Keep the car on low boost and you will be fine. The ECU will start pulling timing if it picks up any knock, you won't be able to hear it. You also don't need a boost controller, those are used to up the boost higher then wastegate pressure. You can not lower the boost below your wastegate spring.
 
If you're just cruising around town getting groceries then no problem. I can drive around all day without getting into boost on any DSM I've ever owned. Just don't go hard on the car and you'll be fine.
 
So silvreclips makes a good point about hearing the detonation. My experience with this was an old dodge truck that was designed to run on leaded, and I could hear that big old 383 when it would get a tank of gas that was not up to snuff and I opened the throttle at medium rpms and high load (like pulling up a grade). Hard to describe the sound, especially in writing. You might check Youtube to see if someone has recorded a similar turbo 4 doing it. I've never heard it myself in my car, or any other modern turbo car, though I assumed it would be audible. Perhaps its not, especially if it's slight. The knock sensor should, as described, inform the computer if that it is happening, and that should adjust timing to try to compensate. I wonder if there is a way to rig a warning light when that is detected, and you could ease up on the throttle to relieve boost. That would be outside my limited knowledge of these cars, though.
 
With a wideband, not really. Need to monitor knock. Might be able to with a scan tool, I've used a Bluetooth style one with the Torque app and on most vehicles it gives you pretty good data. Can't recall if knock retard is a value as I've never used it on a DSM yet.
 
Thanks guys for the info. One last question though, since a warning was mentioned, is there a way to tell if it's detonating with the wideband?

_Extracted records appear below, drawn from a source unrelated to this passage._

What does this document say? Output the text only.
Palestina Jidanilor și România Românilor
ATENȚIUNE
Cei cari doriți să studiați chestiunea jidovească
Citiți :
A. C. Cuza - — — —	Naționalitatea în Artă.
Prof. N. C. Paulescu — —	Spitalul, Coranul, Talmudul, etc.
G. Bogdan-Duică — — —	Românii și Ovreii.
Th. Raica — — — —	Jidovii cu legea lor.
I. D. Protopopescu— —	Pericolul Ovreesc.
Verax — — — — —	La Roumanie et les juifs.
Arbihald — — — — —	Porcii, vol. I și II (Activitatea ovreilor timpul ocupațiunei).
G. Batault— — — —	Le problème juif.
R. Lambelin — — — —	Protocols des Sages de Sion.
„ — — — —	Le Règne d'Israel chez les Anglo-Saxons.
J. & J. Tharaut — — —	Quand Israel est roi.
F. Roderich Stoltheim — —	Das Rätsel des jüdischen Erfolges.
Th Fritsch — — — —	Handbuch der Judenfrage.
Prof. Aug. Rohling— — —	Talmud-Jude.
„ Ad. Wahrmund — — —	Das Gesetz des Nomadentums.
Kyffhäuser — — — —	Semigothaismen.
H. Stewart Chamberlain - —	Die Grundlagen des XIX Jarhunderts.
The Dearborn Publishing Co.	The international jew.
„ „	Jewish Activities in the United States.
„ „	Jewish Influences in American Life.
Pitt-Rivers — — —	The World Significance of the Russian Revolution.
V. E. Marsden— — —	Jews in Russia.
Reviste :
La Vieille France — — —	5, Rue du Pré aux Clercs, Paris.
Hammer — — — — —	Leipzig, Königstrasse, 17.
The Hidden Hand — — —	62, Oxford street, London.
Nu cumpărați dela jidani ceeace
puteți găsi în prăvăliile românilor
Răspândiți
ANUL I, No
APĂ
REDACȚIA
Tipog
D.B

I am not sure what gas you run but CR 9.0:1 is not that high to concern. If you worry then you can use a thicker head gasket to lower the CR a bit.
As for hearing knock, it is hard to hear while you are driving because it would be mixed with other sound/noise especially at WOT mechanical noise would be louder than knock sound, so you need a knock monitor with a good headphones to "hear" or record it with a laptop and make it filtered to distinguish. Or just get ECMLink or some ECU that allows you to log.
But you can hear at low RPM if your car is not noisy. The knock sound is similar to the sound that sands hitting oil pan or inside of fenders. A wideband doesn't directly tell you about knock but it will help you a lot in many situations.
 
I did buy a daily car that I don't have to worry about reliability with. I took the block back to the machine shop for them to "fix" the problem. Not holding my breath on that though. Still waiting for their assessment of what went wrong. I'm already pretty sure the crank and rods are done.